As general and theoretical as these remarks have been, it was indeed a specific experience which got me thinking about all these things. While I was occupying Wall St., Geraldo Rivera came down to do a story on the occupation for Fox News. The spot Geraldo happened to pick in order to do his live feed happened to be only a few feet from where I had been sitting, passing out flyers, and talking with passersby that afternoon. For good reason, many of my fellow occupados felt a great deal of hostility toward the presence of Fox News. Shortly, the word was passed around that we would all shout “Fox News Lies!!” repeatedly at the top of our lungs as soon as Geraldo went live. I had my doubts as to whether this was really an effective action, but a consensus arose and I choose to go along with it. More than just shouting at Geraldo and crew, I also choose to film the event and thereby cover the coverage.
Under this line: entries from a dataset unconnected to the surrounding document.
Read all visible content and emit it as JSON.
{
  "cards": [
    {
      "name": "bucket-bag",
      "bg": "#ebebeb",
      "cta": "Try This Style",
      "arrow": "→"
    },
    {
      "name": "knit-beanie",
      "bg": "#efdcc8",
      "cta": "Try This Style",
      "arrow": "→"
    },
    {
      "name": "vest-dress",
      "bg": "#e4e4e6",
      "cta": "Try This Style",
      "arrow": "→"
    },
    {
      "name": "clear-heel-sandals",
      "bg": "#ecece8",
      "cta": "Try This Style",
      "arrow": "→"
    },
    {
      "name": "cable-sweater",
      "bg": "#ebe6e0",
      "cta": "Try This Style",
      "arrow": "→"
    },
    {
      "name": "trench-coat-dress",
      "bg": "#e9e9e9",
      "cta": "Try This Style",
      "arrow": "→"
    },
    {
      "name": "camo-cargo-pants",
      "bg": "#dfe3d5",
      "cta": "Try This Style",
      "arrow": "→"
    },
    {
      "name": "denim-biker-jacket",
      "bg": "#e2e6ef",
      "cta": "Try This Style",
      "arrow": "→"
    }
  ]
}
I believe that a great deal can be learned about the nature of media events and how they are created by comparing a selection of some of the different recordings of this single event. The first video is my own footage of Geraldo’s visit to OWS. Notice the sheer disappointment on his face in the last few seconds of the video after he was unable to continue the live shot due to the sheer volume level of those of us around him. The second video shows the actual segment that Fox broadcasted using this coverage. There’s a couple of things to notice here: 1, Geraldo was actually trying to do a positive story and 2, the production does a very good job at making it seem as if there was no disruption at all. Finally, the last video, taken by RT USA, captures the event from a third vantage point, showing the collective nature of the disruption.